Film Reviews

Galactic Mediocrity

One speech and one prop from Men in Black combine to sum up the movie. An alien in four-legged Earthly form delivers the speech: "You humans, when're you gonna learn that size doesn't matter? Just 'cause something's important doesn't mean it's not very, very small." The most refreshing thing about Men in Black is that it is relatively small. This 98-minute farce stars Tommy Lee Jones and Will Smith as black-suited alien-busters, members of a New York-based supragovernmental police squad that controls the comings and goings of a multitude of extraterrestrials living incognito on Earth. Jones, Smith and the other Men in Black wield the pertinent prop, a small silver rod called a "neuralyzer": Jones describes it as "a gift from some friends 'out of town.' " The red-eyed rod zaps people's memories. Thanks to the neuralyzer, civilians who stumble upon goopy space folk forget they ever saw them -- they carry hazy recollections of swamp gas instead. This, too, characterizes Men in Black. It's amiable, not memorable.

Though Steven Spielberg executive-produced, part of this film's intermittent charm is its low-key approach to splashy sci-fi. Most of the time, the Men in Black react to close encounters of the third kind and beyond (Jones does a wild Jonah number) with a shrug. But there's a limit to the laughs you can win with a shrug. When the fate of the world hinges on the MIB team's trigger fingers, not enough comedy or drama hangs in the balance. The converse of what that four-legged alien says is also true: Just because something's small doesn't mean it's important.

The director, Barry Sonnenfeld, and the writer, Ed Solomon, have mixed Lowell Cunningham's original hard-bitten comic book heroes with Roswell-style anxieties about elite cadres covering up alien visitations with anonymous efficiency. And they've emerged with a buddy movie. Tommy Lee Jones is Agent K, a grizzled MIB veteran; Will Smith is Randall Edwards, an NYPD detective who grabs K's attention after he chases down a cephalopod on foot. "Tenacity," says K. "That I can use." In parallel lines of action, a brilliant, scurrilous outer space "bug" (Vincent D'Onofrio) murders an upstate New York redneck named Edgar and assumes his identity, while K enlists Edwards and shows him the ropes. The good guys and the bad critter converge when bug-Edgar commandeers an extermination van (after killing the driver) and clatters into the city, where he hopes to steal ... a galaxy.

The plot is simple, but the milieu is complex in an overcalculated way. The director and writer are so anxious to make everything about it clear that they rehash the same points again and again. It's hard to say whether the neuralyzer is a running joke or just a repetitive one. In a moment filled with promise, K tells Edwards that, for aliens, New York City is like the Casablanca of Casablanca without the Nazis: a way station for political refugees. Unfortunately, the filmmakers think this premise is so juicy and inviting that they merely lay it down without elaboration or embellishment. Where's the audacity of belting out a national anthem in a political duel? Where's the temptation to bend ideals for love?
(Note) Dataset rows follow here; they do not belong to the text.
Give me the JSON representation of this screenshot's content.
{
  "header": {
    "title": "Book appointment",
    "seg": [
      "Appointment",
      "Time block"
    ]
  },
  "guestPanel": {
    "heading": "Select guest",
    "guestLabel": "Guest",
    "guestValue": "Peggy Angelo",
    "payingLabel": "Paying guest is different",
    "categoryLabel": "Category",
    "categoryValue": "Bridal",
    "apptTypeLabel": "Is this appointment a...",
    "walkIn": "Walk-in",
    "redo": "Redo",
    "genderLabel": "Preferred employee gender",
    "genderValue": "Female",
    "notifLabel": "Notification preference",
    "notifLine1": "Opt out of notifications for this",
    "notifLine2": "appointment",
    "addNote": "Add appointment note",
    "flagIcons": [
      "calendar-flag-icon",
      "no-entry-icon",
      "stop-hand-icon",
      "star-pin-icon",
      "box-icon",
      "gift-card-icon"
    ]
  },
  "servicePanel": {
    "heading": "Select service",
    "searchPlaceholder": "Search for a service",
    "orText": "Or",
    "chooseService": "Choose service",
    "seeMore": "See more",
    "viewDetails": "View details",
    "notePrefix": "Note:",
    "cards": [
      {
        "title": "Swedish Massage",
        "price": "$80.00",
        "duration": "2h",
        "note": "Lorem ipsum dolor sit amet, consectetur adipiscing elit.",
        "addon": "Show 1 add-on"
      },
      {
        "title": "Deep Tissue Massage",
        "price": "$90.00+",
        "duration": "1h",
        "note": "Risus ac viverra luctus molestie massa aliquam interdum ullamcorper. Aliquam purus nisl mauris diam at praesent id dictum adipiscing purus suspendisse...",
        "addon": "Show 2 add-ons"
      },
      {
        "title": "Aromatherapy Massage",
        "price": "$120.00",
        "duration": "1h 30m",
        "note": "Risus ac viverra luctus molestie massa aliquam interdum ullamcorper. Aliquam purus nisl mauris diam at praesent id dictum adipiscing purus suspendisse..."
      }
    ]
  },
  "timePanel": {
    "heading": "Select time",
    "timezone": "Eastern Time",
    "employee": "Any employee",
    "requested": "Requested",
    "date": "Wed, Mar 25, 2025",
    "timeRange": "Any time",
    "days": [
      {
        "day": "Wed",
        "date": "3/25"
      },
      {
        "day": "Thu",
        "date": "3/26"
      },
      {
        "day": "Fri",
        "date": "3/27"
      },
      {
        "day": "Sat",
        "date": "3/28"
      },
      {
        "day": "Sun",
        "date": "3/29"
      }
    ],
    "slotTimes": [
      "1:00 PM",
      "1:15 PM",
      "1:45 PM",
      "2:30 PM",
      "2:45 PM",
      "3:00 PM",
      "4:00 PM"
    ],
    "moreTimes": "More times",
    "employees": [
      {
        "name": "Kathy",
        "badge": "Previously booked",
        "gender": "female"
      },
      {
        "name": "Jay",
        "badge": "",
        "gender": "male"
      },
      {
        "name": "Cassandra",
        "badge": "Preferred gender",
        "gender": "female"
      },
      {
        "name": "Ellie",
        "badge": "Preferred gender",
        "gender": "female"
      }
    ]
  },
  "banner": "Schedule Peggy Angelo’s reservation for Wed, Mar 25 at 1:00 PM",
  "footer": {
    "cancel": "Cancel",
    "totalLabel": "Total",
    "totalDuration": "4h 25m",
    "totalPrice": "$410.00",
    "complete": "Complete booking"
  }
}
Men in Black is Casablanca without Nazis, and without much to say about love, betrayal, loyalty or humanity either -- the stuff of adult fun.

The performers' best moments arrive early. Edwards says that the cephalopod told him that the world will end. "Did he say when?" K responds -- and Jones asks the question with an intense simplicity that, for an instant, fulfills the movie's potential for ghastly hilarity. Jones can be a superb put-on artist and dry comedian; he flies with any plausible business the moviemakers give him. You'll laugh to hear him merrily sing along with Elvis's rendition of "Promised Land" on an eight-track tape. But the filmmakers set up Will Smith to be the comic engine. At this point in his screen career, Smith's persona stands for nothing more than glib, clean-cut hipness. He's almost always genial. He got better in Six Degrees of Separation as the film went on, and his innocence stood him in good stead as he survived Independence Day. Too bad he can't bring to Men in Black the satiric self-adoration that made Eddie Murphy sizzle in 48HRS.; too bad he and Jones don't share the chemistry that Murphy and Nick Nolte did. Smith's ad libs and offhand gestures are uninspired; his straight man, Jones, garners the laughs.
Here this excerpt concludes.